As you can see, we can't even come close to balancing the budget by taxing "millionaires and billionaires". Things are so bad that we would have to make everyone making over $75,000 per year to give almost half their total income to the Federal government in order to balance our books. And even after that they wouldn't be home free as they would still have to pay state and local taxes. And can you imagine what these tax rates would do to our economy? I'm not sure we'd even have much of an economy left after hiking tax rates this high.

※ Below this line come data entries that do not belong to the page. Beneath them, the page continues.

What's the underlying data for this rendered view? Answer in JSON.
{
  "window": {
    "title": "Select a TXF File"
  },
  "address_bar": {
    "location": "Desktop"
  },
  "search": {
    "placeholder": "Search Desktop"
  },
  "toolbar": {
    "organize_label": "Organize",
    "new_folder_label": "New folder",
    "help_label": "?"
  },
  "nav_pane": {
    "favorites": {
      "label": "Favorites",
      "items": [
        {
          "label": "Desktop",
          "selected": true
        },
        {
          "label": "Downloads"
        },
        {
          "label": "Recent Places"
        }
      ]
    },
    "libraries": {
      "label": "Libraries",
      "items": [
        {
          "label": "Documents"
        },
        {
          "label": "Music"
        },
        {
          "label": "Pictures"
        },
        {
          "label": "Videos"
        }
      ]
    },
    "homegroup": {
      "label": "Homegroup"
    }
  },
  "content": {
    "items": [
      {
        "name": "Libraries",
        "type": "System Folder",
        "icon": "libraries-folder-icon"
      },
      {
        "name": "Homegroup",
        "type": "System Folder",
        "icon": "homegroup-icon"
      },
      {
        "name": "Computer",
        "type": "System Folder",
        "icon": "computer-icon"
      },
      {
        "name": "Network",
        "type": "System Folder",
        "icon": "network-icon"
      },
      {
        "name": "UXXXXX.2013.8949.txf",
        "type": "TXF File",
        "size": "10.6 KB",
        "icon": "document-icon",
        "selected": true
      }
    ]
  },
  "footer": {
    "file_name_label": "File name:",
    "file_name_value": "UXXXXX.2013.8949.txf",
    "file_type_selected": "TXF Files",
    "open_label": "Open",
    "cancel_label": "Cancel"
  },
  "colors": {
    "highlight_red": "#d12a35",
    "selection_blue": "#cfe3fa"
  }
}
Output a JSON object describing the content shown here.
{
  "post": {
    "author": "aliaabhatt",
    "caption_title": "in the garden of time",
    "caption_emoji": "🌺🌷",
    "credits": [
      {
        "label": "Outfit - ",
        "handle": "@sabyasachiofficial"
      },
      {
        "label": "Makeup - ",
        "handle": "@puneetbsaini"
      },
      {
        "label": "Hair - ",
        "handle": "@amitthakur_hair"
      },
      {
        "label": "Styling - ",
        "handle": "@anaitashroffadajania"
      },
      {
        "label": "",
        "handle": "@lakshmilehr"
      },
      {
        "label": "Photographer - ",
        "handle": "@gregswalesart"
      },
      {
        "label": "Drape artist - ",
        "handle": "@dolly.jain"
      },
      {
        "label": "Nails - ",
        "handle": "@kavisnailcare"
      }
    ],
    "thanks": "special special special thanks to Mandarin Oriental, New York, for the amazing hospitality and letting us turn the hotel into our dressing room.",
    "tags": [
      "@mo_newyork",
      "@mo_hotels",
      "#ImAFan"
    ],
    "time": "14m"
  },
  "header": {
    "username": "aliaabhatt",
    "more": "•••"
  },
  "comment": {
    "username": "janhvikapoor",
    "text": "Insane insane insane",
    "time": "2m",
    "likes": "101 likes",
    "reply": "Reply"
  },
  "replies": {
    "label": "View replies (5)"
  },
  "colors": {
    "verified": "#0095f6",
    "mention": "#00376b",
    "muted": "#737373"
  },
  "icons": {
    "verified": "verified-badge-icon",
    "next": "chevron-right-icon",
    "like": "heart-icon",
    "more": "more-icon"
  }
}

This is why we HAVE to cut federal spending as soon as possible. The longer we wait, the harder it is going to be.

Update:   So I made a bit of a calculation error in the original table which overstated the tax rates on total adjusted gross income (I used the wrong denominator in the formula).  I've corrected it, so the rates needed to balance the budget are a little lower.  Instead of effective tax rates having to be around 40% for everyone in the economy, they now only have to be about 31%, or about 2.5 times higher than effective tax rates are now.  Sorry about that, I just realized my mistake on the commute home.